Sadly, and frustratingly, implementations don't do what programmers think should happen. We are seeing very very nonportable behavior.
Still collecting data across devices and platforms that we will share soon enough.
@dneto This is a major topic of my research.
Many vectorisation papers, including some from my uni, were written in a world without non-uniform intrinsic like that in mind.
This led to using heuristics to make reconvergence decisions, often unstable under opts, which used to not matter semantically. Now it does!
The structured interpretation is the correct one, it's the one used by ISPC and others, and it's stable under optimisations, and programmers actually have the right intuition for it.
@dneto There are broadly two classes of implementations: LLVM-based shader compilers, which have arbitrary reconvergence behaviour, and NIR, which honors code structure throughout the pipeline.

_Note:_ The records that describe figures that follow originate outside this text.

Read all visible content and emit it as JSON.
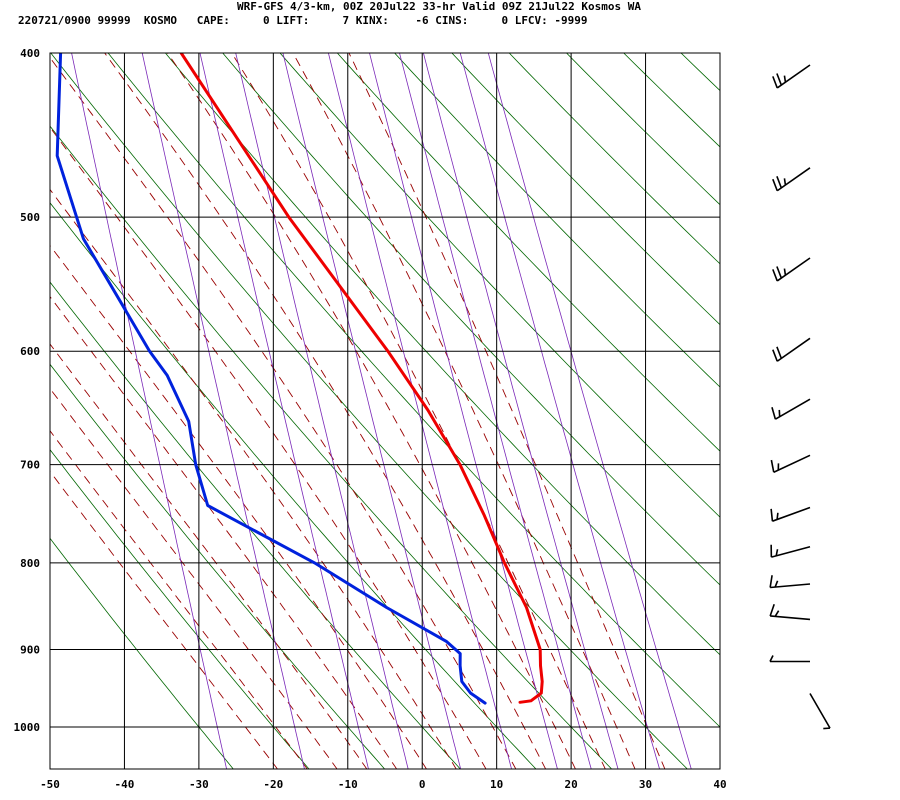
{
  "header": {
    "title": "WRF-GFS 4/3-km, 00Z 20Jul22 33-hr Valid 09Z 21Jul22 Kosmos WA",
    "info_line": "220721/0900 99999  KOSMO   CAPE:     0 LIFT:     7 KINX:    -6 CINS:     0 LFCV: -9999"
  },
  "chart_data": {
    "type": "line",
    "title": "WRF-GFS 4/3-km, 00Z 20Jul22 33-hr Valid 09Z 21Jul22 Kosmos WA",
    "xlabel": "",
    "ylabel": "",
    "x_scale": "skew-T",
    "y_scale": "log",
    "xlim": [
      -50,
      40
    ],
    "ylim": [
      1040,
      400
    ],
    "x_ticks": [
      -50,
      -40,
      -30,
      -20,
      -10,
      0,
      10,
      20,
      30,
      40
    ],
    "x_tick_labels": [
      "-50",
      "-40",
      "-30",
      "-20",
      "-10",
      "0",
      "10",
      "20",
      "30",
      "40"
    ],
    "y_ticks": [
      400,
      500,
      600,
      700,
      800,
      900,
      1000
    ],
    "y_tick_labels": [
      "400",
      "500",
      "600",
      "700",
      "800",
      "900",
      "1000"
    ],
    "grid": true,
    "colors": {
      "temperature": "#ee0000",
      "dewpoint": "#0022dd",
      "dry_adiabat": "#006600",
      "moist_adiabat": "#990000",
      "mixing_ratio": "#7a28b8"
    },
    "series": [
      {
        "key": "temperature",
        "points": [
          {
            "p": 400,
            "t": -22.3
          },
          {
            "p": 500,
            "t": -10.3
          },
          {
            "p": 600,
            "t": 1.0
          },
          {
            "p": 650,
            "t": 5.5
          },
          {
            "p": 700,
            "t": 9.0
          },
          {
            "p": 750,
            "t": 11.5
          },
          {
            "p": 800,
            "t": 13.5
          },
          {
            "p": 850,
            "t": 15.8
          },
          {
            "p": 900,
            "t": 17.0
          },
          {
            "p": 920,
            "t": 16.8
          },
          {
            "p": 940,
            "t": 16.8
          },
          {
            "p": 955,
            "t": 16.5
          },
          {
            "p": 965,
            "t": 15.0
          },
          {
            "p": 967,
            "t": 13.5
          }
        ]
      },
      {
        "key": "dewpoint",
        "points": [
          {
            "p": 400,
            "t": -38.5
          },
          {
            "p": 460,
            "t": -40.5
          },
          {
            "p": 515,
            "t": -38.2
          },
          {
            "p": 600,
            "t": -31.0
          },
          {
            "p": 620,
            "t": -29.0
          },
          {
            "p": 660,
            "t": -26.8
          },
          {
            "p": 700,
            "t": -26.5
          },
          {
            "p": 740,
            "t": -25.5
          },
          {
            "p": 800,
            "t": -12.0
          },
          {
            "p": 850,
            "t": -3.0
          },
          {
            "p": 890,
            "t": 4.5
          },
          {
            "p": 905,
            "t": 6.2
          },
          {
            "p": 920,
            "t": 6.0
          },
          {
            "p": 940,
            "t": 6.0
          },
          {
            "p": 955,
            "t": 7.0
          },
          {
            "p": 968,
            "t": 8.8
          }
        ]
      }
    ],
    "wind_barbs": [
      {
        "p": 400,
        "dir": 235,
        "spd": 25
      },
      {
        "p": 460,
        "dir": 235,
        "spd": 25
      },
      {
        "p": 520,
        "dir": 235,
        "spd": 25
      },
      {
        "p": 580,
        "dir": 235,
        "spd": 20
      },
      {
        "p": 630,
        "dir": 240,
        "spd": 15
      },
      {
        "p": 680,
        "dir": 245,
        "spd": 15
      },
      {
        "p": 730,
        "dir": 250,
        "spd": 15
      },
      {
        "p": 770,
        "dir": 255,
        "spd": 15
      },
      {
        "p": 810,
        "dir": 265,
        "spd": 15
      },
      {
        "p": 850,
        "dir": 275,
        "spd": 15
      },
      {
        "p": 900,
        "dir": 270,
        "spd": 5
      },
      {
        "p": 940,
        "dir": 150,
        "spd": 5
      }
    ]
  }
}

LLVM and everything downstream from it, is facing a very tough challenge to address decades of development under scalar control-flow assumptions. I'm not sure it's fixable in a timely fashion
IRs that lack such information, like DXIL, are fundamentally flawed and need to be retrofit with structured info
@dneto If stable reconvergence semantics cannot be guaranteed, then non-uniform subgroup intrinsics are basically ill-defined nonsense.
Some people have argued that what threads participate to those should not be a correctness issue, that code should be written defensively.

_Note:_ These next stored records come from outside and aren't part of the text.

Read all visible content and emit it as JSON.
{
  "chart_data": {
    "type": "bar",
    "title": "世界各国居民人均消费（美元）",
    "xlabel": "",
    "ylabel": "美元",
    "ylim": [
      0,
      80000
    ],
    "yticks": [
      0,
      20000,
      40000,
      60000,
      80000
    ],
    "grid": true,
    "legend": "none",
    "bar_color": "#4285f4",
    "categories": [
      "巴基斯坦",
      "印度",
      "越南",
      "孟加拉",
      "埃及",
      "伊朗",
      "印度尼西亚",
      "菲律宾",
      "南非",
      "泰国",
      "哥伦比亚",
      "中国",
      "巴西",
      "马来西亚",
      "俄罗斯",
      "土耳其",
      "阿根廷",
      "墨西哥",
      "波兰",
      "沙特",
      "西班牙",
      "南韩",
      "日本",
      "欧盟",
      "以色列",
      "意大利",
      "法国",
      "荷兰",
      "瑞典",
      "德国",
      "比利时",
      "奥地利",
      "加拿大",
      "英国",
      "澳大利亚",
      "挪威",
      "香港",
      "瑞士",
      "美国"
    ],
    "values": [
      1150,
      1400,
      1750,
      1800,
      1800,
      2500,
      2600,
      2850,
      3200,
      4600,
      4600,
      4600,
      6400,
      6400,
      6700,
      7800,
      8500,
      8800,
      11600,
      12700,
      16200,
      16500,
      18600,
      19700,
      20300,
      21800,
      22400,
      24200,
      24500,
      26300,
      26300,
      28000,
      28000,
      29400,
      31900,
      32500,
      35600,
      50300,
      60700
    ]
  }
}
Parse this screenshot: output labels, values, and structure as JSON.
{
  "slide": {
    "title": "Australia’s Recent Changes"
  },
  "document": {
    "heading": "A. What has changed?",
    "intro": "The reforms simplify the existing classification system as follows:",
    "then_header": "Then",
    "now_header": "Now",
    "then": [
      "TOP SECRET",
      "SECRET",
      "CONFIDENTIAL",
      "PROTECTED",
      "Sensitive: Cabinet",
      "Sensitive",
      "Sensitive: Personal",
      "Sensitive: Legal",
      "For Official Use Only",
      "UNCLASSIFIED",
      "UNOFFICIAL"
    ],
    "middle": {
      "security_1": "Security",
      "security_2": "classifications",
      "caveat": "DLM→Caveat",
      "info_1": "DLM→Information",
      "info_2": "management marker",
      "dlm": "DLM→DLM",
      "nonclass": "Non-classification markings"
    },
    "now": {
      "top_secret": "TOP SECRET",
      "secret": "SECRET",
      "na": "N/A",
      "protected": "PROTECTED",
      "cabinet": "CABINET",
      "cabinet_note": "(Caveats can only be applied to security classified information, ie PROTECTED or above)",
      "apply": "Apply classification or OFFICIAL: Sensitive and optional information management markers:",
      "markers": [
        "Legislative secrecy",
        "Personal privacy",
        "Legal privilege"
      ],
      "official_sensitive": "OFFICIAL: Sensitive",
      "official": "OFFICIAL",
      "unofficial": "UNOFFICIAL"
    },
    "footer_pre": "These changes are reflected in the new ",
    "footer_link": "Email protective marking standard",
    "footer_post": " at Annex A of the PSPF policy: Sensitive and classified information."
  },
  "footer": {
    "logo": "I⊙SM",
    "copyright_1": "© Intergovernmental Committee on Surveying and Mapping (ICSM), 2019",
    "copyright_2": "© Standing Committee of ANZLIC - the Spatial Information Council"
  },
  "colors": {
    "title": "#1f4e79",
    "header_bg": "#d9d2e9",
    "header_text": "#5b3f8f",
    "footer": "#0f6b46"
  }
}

To that I answer that if programmers are expected to respect uniformity guarantees by the API, then they must be given reliable tools to manipulate divergence and reconvergence.
@dneto If no reliable guarantees are provided, then non-uniform subgroup operations are conceptually a flawed idea and will only ever work on an ad-hoc basis in small programs with limited scopes.

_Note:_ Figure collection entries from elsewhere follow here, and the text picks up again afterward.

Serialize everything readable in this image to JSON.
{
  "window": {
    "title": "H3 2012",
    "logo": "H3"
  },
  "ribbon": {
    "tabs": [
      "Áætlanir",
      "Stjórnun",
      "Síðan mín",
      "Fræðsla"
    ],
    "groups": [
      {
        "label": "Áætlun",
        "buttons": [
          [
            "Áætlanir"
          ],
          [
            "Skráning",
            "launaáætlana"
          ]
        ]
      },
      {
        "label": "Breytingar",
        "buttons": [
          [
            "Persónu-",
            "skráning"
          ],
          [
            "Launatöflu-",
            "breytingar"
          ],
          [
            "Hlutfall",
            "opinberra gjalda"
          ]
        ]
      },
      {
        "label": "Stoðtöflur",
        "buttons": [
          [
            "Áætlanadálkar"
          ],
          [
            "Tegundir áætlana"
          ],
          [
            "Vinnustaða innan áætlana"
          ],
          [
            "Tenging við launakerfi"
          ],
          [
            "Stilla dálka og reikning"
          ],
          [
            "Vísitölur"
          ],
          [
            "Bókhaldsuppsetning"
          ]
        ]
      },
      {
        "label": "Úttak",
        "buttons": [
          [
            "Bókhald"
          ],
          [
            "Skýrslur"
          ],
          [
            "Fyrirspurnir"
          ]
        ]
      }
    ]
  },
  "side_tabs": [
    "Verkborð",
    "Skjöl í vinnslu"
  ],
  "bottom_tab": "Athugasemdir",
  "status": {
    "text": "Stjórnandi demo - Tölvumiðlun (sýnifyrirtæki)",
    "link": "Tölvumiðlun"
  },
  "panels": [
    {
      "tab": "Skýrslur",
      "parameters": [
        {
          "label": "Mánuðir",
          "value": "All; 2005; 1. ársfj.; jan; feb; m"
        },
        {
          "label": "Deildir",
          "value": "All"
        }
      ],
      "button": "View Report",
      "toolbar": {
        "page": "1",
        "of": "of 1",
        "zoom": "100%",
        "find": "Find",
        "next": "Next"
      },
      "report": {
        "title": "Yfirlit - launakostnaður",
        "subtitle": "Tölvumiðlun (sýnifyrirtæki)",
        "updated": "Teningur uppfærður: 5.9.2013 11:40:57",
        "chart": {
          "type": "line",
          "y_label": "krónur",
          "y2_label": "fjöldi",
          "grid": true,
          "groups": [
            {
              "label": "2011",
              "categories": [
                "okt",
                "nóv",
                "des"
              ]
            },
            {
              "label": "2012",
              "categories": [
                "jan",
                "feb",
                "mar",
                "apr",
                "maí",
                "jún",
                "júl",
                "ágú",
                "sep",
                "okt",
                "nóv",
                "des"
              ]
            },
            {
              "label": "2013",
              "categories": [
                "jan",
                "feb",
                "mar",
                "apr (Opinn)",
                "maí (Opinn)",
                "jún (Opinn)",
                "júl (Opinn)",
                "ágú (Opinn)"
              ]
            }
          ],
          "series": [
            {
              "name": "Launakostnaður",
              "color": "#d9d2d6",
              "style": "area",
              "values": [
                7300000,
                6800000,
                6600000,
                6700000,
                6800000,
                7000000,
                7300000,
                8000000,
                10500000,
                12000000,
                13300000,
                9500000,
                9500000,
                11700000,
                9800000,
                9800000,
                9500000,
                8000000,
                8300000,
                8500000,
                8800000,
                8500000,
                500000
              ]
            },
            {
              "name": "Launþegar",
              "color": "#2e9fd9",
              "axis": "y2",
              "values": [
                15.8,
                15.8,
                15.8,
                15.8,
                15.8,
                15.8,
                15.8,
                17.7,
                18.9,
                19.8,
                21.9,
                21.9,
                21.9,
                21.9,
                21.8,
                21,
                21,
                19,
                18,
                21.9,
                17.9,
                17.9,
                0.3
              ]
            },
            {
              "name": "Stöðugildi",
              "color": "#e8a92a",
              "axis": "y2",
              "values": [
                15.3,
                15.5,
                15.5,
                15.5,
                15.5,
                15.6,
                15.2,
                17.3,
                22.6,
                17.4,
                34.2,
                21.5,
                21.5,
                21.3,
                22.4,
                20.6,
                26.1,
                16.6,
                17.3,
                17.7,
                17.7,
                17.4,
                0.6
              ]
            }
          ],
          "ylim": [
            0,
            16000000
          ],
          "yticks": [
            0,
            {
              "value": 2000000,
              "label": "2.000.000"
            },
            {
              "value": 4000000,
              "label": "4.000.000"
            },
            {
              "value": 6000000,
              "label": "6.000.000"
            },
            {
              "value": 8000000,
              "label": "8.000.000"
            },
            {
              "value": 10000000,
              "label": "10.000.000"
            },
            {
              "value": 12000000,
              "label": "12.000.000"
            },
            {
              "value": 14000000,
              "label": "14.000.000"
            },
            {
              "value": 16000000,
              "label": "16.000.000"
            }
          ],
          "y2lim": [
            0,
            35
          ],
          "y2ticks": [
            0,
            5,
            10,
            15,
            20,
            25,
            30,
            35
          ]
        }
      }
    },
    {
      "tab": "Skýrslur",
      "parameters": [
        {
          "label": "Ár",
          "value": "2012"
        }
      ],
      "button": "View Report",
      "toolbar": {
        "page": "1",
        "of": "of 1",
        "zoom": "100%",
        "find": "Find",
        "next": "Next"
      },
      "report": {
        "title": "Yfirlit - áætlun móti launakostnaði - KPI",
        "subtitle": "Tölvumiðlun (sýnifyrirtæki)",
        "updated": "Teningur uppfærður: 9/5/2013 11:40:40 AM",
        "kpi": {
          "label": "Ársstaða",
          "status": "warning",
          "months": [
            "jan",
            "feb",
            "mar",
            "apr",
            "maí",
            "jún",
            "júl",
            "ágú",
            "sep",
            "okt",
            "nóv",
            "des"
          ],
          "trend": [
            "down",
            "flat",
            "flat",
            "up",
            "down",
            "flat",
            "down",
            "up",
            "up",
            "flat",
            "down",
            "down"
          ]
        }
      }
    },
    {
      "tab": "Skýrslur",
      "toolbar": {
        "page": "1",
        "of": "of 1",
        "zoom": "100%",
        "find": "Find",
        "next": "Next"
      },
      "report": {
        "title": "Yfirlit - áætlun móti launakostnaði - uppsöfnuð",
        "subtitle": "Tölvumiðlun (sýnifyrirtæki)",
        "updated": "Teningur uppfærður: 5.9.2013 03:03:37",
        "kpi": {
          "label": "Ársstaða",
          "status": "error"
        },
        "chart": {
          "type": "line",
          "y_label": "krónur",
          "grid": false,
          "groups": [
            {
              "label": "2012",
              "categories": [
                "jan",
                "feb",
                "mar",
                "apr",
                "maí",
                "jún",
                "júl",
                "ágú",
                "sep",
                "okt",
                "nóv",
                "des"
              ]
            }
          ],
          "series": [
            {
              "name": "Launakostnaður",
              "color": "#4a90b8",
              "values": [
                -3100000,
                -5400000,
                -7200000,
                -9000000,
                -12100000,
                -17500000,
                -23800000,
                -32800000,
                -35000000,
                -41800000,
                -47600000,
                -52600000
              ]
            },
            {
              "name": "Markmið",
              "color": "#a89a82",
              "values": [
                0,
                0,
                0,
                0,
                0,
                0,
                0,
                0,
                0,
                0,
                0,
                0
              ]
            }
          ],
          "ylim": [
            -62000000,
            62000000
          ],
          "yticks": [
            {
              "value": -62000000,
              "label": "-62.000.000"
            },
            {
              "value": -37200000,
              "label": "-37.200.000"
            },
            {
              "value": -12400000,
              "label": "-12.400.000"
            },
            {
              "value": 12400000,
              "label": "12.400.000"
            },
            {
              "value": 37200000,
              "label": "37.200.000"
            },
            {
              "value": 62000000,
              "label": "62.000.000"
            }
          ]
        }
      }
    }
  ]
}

And then I think they should just not be available at all, and the programming model should switch back to a purely scalar one, with SIMD execution being an implementation detail in sole control of the compiler.
@gob The SPIRV-Tools optimizer stack is another that always takes uniformity into account.
It's not the formalism that is decisive. It's possible to use an LLVM+based compiler safely. But only if you use transforms that don't degrade the reconvergence properties of the code. This requires extreme care and vigilance. But LLVM is a fast moving codebase and so doing so is very difficult. I think that's part of any so many GPU computers are longtime *forks*of LLVM.
@dneto The formalism is absolutely decisive, because it's the difference between something like NIR honoring structure "by construction", and something like LLVM requiring years (I think @nh et al have been working on this since at least 2019) to retrofit the concept in a way that works for the codebase at large.
At work we have an graph-based and implicitly IR called https://github.com/AnyDSL/thorin and it makes a ton of optimisations trivial, because the IR effectively normalises away a lot for us.
@gob @dneto To be fair, it's been very much an on again off again sort of project. And a lot of the delay has to do with LLVM community constraints, nothing inherent to the problem.
That said, I have come to the conclusion that a good compiler should be able to represent structured control flow constructs directly. It should be optional, but e.g. loop transforms on a free form CFG are kind of annoying.